Cubans were asking for a “humanitarian corridor”. Yet the government remained in denial. It insisted that the pandemic (stable only until last March according to the UN World Health Organization, but then dramatically escalated from May onwards) was under control, thanks to the allegedly “very effective” Soberana and Abdala homegrown vaccines: actually untested and hard to find – to the extent that Cuba is now experiencing the worst rate of Covid infection in the Caribbean after Haiti.

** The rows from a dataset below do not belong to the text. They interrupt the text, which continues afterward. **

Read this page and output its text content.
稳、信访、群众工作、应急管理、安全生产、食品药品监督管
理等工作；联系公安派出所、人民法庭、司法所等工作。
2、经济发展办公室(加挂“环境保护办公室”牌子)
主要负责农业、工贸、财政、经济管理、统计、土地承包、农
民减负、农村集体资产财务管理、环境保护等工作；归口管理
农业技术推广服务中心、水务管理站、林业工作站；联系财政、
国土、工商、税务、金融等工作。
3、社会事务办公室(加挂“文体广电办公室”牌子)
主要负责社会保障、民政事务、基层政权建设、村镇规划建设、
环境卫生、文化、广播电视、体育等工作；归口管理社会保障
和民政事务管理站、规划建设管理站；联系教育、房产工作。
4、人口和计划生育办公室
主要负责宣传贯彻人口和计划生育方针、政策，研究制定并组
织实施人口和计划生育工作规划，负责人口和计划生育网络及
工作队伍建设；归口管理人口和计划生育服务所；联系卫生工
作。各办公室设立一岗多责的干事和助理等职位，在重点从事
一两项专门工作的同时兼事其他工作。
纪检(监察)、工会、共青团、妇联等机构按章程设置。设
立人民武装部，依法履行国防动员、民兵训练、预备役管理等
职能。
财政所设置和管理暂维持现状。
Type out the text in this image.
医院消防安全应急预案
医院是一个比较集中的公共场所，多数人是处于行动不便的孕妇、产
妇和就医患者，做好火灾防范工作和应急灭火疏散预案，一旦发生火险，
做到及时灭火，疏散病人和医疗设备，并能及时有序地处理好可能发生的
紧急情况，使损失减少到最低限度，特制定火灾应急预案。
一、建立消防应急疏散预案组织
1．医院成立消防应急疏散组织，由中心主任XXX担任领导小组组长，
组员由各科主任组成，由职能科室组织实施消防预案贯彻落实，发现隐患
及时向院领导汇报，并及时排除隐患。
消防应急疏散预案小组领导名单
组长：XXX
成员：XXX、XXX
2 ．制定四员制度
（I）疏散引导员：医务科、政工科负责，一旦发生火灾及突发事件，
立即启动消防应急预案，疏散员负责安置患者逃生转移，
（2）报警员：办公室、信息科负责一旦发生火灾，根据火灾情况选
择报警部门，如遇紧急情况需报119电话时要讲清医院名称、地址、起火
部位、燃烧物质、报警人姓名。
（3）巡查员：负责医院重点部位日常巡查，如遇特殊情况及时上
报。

“Our doctors grow in adversity”, countered the official slogan, with the standard accusation that the US decades-old trade embargo, made even harsher by the Trump administration tighter sanctions, was the main cause of Cuba’s increasingly dire economic crisis.
In reality, while it is true that both the American embargo and Covid, in addition to the collapse of the island’s tourist industry, had a serious negative effect on the economy, the failure of the decades-old Cuban impoverishment is largely systemic. “Cuba, a country whose revolution was praised by the world’s progressives, has become an autocracy that has failed to bring about economic and social development”.

This terse comment contained in a bilingual paper titled “Why Cubans took to the streets”/ “Protestas en Cuba: los cubanos se vistieron de ciudadanos” by two academics from both sides of the Atlantic, Laura Tedesco of the St. Louis University Madrid Campus, and Rut Diamint of the Universidad Torcuato di Tella of Buenos Aires, fairly sums up the causes of the crisis.

The roots of the Cuban unrest, contrary to what not only the failing Castrista regime, but also the United States conservatives would have the world believe, are not ideological. Many of the participants in the protests, that started in the small towns away from the capital, and then quickly extended through the country via the web, were not politically motivated. Some of them indeed were not even born when Fidel Castro became the acclaimed Líder Máximo of a revolution that they never saw put in practice.
Hence arose the cries that terrify not only the faltering Havana regime, but any autocracy: “Abajo a la dictadura and “libertad”. What happens now in Cuba will affect not only the island’s stability, but that of the whole Caribbean area and beyond. Think Haiti and think Venezuela.